Capital expenditures for 2014 are expected to range from $8.1 to $8.3 billion, including production facilities and midstream expenditures, but excluding acquisitions. "EOG is directing a larger percentage of its 2014 capital budget to the Eagle Ford and Bakken where we have tremendous drilling opportunity with excellent rates of return," Thomas said. "By increasing activity in these plays, we expect the momentum and operational efficiencies we've created to continue." With plans to drill approximately 520 net wells across its Eagle Ford acreage during 2014, EOG expects the play's extremely robust production will again lead the company's overall crude oil growth.
EOG is increasing activity in the North Dakota Bakken/Three Forks where it is targeting an 80-net well drilling program, an uptick over 2013. Operations will be primarily in the Core, followed by the Antelope Extension area.

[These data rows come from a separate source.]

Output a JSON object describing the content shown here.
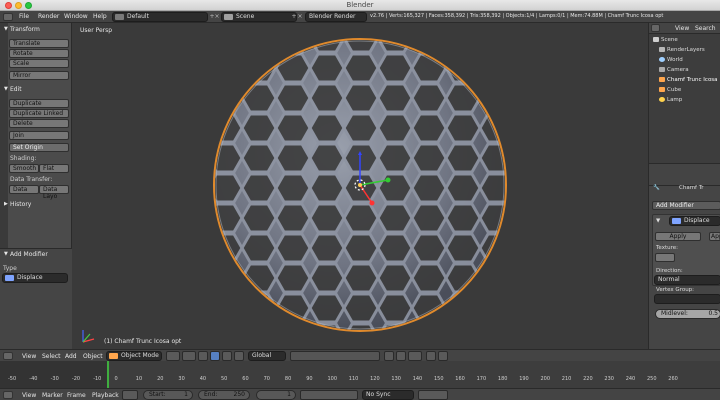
{
  "window": {
    "title": "Blender"
  },
  "info_header": {
    "menus": [
      "File",
      "Render",
      "Window",
      "Help"
    ],
    "screen_layout": "Default",
    "scene": "Scene",
    "render_engine": "Blender Render",
    "stats": "v2.76 | Verts:165,327 | Faces:358,392 | Tris:358,392 | Objects:1/4 | Lamps:0/1 | Mem:74.88M | Chamf Trunc Icosa opt"
  },
  "tool_shelf": {
    "transform": {
      "title": "Transform",
      "buttons": [
        "Translate",
        "Rotate",
        "Scale",
        "Mirror"
      ]
    },
    "edit": {
      "title": "Edit",
      "buttons": [
        "Duplicate",
        "Duplicate Linked",
        "Delete",
        "Join"
      ],
      "set_origin": "Set Origin"
    },
    "shading": {
      "label": "Shading:",
      "smooth": "Smooth",
      "flat": "Flat"
    },
    "data_transfer": {
      "label": "Data Transfer:",
      "data": "Data",
      "data_layout": "Data Layo"
    },
    "history": {
      "title": "History"
    }
  },
  "last_operator": {
    "title": "Add Modifier",
    "type_label": "Type",
    "type_value": "Displace"
  },
  "viewport": {
    "view_label": "User Persp",
    "object_label": "(1) Chamf Trunc Icosa opt"
  },
  "outliner": {
    "view": "View",
    "search": "Search",
    "items": [
      {
        "label": "Scene",
        "color": "#cfcfcf"
      },
      {
        "label": "RenderLayers",
        "color": "#b8b8b8"
      },
      {
        "label": "World",
        "color": "#9fd0ff"
      },
      {
        "label": "Camera",
        "color": "#aaaaaa"
      },
      {
        "label": "Chamf Trunc Icosa",
        "color": "#ffa64d"
      },
      {
        "label": "Cube",
        "color": "#ffa64d"
      },
      {
        "label": "Lamp",
        "color": "#ffd24d"
      }
    ]
  },
  "properties": {
    "object_name": "Chamf Tr",
    "add_modifier": "Add Modifier",
    "modifier_name": "Displace",
    "apply": "Apply",
    "apply_as": "App",
    "texture_label": "Texture:",
    "direction_label": "Direction:",
    "direction_value": "Normal",
    "vertex_group_label": "Vertex Group:",
    "midlevel_label": "Midlevel:",
    "midlevel_value": "0.5"
  },
  "view3d_header": {
    "menus": [
      "View",
      "Select",
      "Add",
      "Object"
    ],
    "mode": "Object Mode",
    "orientation": "Global"
  },
  "timeline": {
    "ticks": [
      "-50",
      "-40",
      "-30",
      "-20",
      "-10",
      "0",
      "10",
      "20",
      "30",
      "40",
      "50",
      "60",
      "70",
      "80",
      "90",
      "100",
      "110",
      "120",
      "130",
      "140",
      "150",
      "160",
      "170",
      "180",
      "190",
      "200",
      "210",
      "220",
      "230",
      "240",
      "250",
      "260"
    ]
  },
  "timeline_controls": {
    "menus": [
      "View",
      "Marker",
      "Frame",
      "Playback"
    ],
    "start_label": "Start:",
    "start_value": "1",
    "end_label": "End:",
    "end_value": "250",
    "current_frame": "1",
    "sync": "No Sync"
  }
}
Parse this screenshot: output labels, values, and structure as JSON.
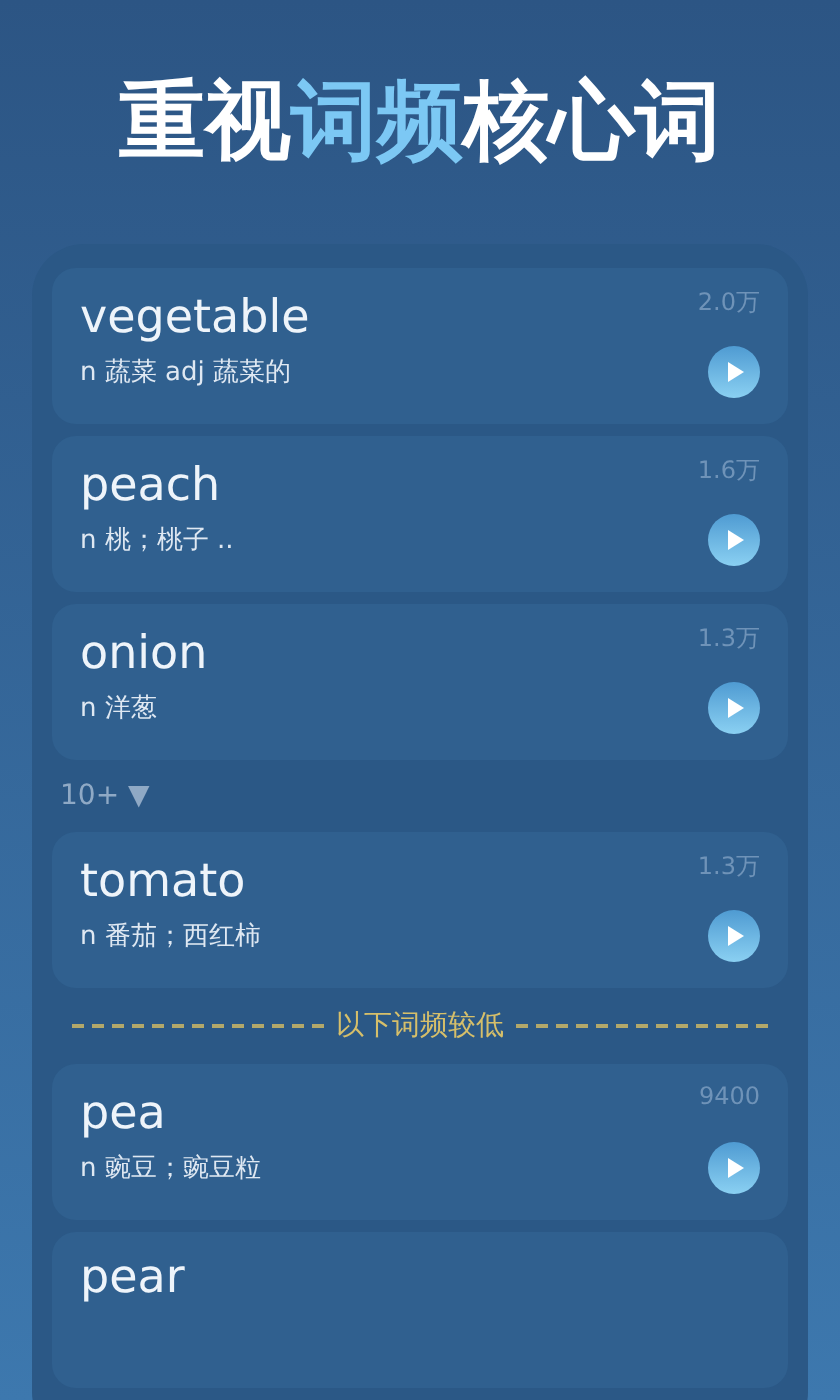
{
  "title": [
    {
      "text": "重视",
      "highlighted": false
    },
    {
      "text": "词频",
      "highlighted": true
    },
    {
      "text": "核心词",
      "highlighted": false
    }
  ],
  "list": [
    {
      "kind": "word",
      "word": "vegetable",
      "meaning": "n 蔬菜 adj 蔬菜的",
      "count": "2.0万"
    },
    {
      "kind": "word",
      "word": "peach",
      "meaning": "n 桃；桃子 ..",
      "count": "1.6万"
    },
    {
      "kind": "word",
      "word": "onion",
      "meaning": "n 洋葱",
      "count": "1.3万"
    },
    {
      "kind": "more",
      "text": "10+ ▼"
    },
    {
      "kind": "word",
      "word": "tomato",
      "meaning": "n 番茄；西红柿",
      "count": "1.3万"
    },
    {
      "kind": "divider",
      "text": "以下词频较低"
    },
    {
      "kind": "word",
      "word": "pea",
      "meaning": "n 豌豆；豌豆粒",
      "count": "9400"
    },
    {
      "kind": "partial",
      "word": "pear"
    }
  ]
}
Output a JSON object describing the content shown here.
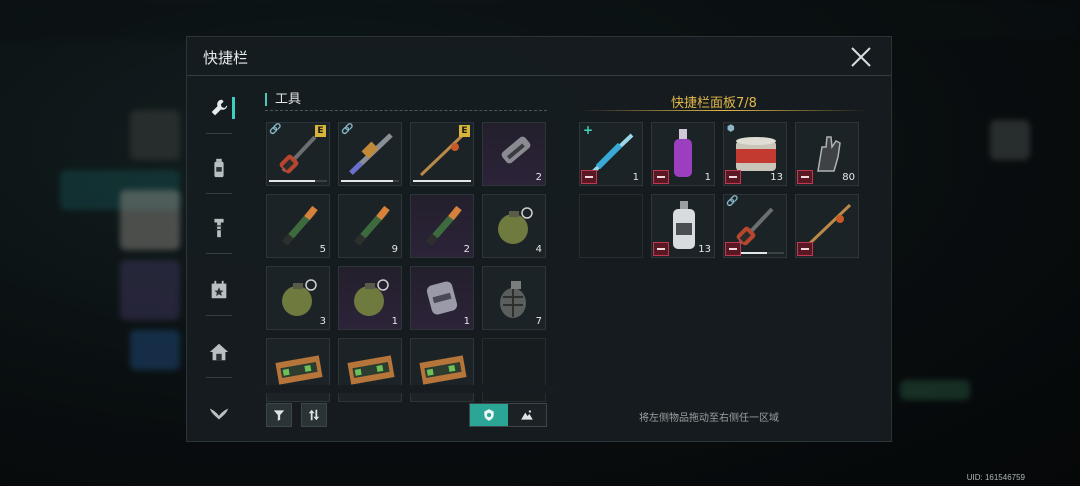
{
  "panel": {
    "title": "快捷栏"
  },
  "inventory": {
    "heading": "工具",
    "items": [
      {
        "icon": "pickaxe-icon",
        "qty": "",
        "badge": "E",
        "linked": true,
        "durability": 0.8,
        "rarity": "common"
      },
      {
        "icon": "drill-icon",
        "qty": "",
        "badge": "",
        "linked": true,
        "durability": 0.9,
        "rarity": "common"
      },
      {
        "icon": "fishing-rod-icon",
        "qty": "",
        "badge": "E",
        "linked": false,
        "durability": 1.0,
        "rarity": "common"
      },
      {
        "icon": "flashlight-icon",
        "qty": "2",
        "badge": "",
        "linked": false,
        "durability": null,
        "rarity": "purple"
      },
      {
        "icon": "flare-icon",
        "qty": "5",
        "badge": "",
        "linked": false,
        "durability": null,
        "rarity": "common"
      },
      {
        "icon": "flare-icon",
        "qty": "9",
        "badge": "",
        "linked": false,
        "durability": null,
        "rarity": "common"
      },
      {
        "icon": "flare-icon",
        "qty": "2",
        "badge": "",
        "linked": false,
        "durability": null,
        "rarity": "purple"
      },
      {
        "icon": "grenade-icon",
        "qty": "4",
        "badge": "",
        "linked": false,
        "durability": null,
        "rarity": "common"
      },
      {
        "icon": "grenade-icon",
        "qty": "3",
        "badge": "",
        "linked": false,
        "durability": null,
        "rarity": "common"
      },
      {
        "icon": "grenade-icon",
        "qty": "1",
        "badge": "",
        "linked": false,
        "durability": null,
        "rarity": "purple"
      },
      {
        "icon": "canister-icon",
        "qty": "1",
        "badge": "",
        "linked": false,
        "durability": null,
        "rarity": "purple"
      },
      {
        "icon": "frag-grenade-icon",
        "qty": "7",
        "badge": "",
        "linked": false,
        "durability": null,
        "rarity": "common"
      },
      {
        "icon": "ammo-box-icon",
        "qty": "",
        "badge": "",
        "linked": false,
        "durability": null,
        "rarity": "common"
      },
      {
        "icon": "ammo-box-icon",
        "qty": "",
        "badge": "",
        "linked": false,
        "durability": null,
        "rarity": "common"
      },
      {
        "icon": "ammo-box-icon",
        "qty": "",
        "badge": "",
        "linked": false,
        "durability": null,
        "rarity": "common"
      },
      {
        "icon": "",
        "qty": "",
        "badge": "",
        "linked": false,
        "durability": null,
        "rarity": "empty"
      }
    ]
  },
  "quickbar": {
    "title": "快捷栏面板7/8",
    "hint": "将左侧物品拖动至右侧任一区域",
    "slots": [
      {
        "icon": "syringe-icon",
        "qty": "1",
        "mark": "plus",
        "durability": null
      },
      {
        "icon": "purple-bottle-icon",
        "qty": "1",
        "mark": "",
        "durability": null
      },
      {
        "icon": "canned-food-icon",
        "qty": "13",
        "mark": "shield",
        "durability": null
      },
      {
        "icon": "robot-hand-icon",
        "qty": "80",
        "mark": "",
        "durability": null
      },
      {
        "icon": "",
        "qty": "",
        "mark": "",
        "durability": null,
        "empty": true
      },
      {
        "icon": "spray-bottle-icon",
        "qty": "13",
        "mark": "",
        "durability": null
      },
      {
        "icon": "pickaxe-icon",
        "qty": "",
        "mark": "link",
        "durability": 0.7
      },
      {
        "icon": "fishing-rod-icon",
        "qty": "",
        "mark": "",
        "durability": null
      }
    ]
  },
  "uid": "UID: 161546759"
}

Based on successful drilling results from the first and second intervals of the Three Forks formation in the Antelope Extension last year, EOG intends to test additional benches during 2014. As a result of sound technical progress achieved last year, EOG is shifting its Permian capital expenditure program from the Midland Basin to the higher rate-of-return Delaware Basin in 2014. Concentrating on the Leonard play and, to a lesser extent, the Wolfcamp, the emphasis will be on implementing efficient drilling patterns while continuing to test additional prospective zones.
"2014 should be another great year for EOG. We will stay focused on improving EOG's overall returns as we pursue a wealth of high rate-of-return drilling opportunities across our onshore domestic crude oil plays, and we'll continue to seek exciting new prospects to add to our deep inventory," Thomas said.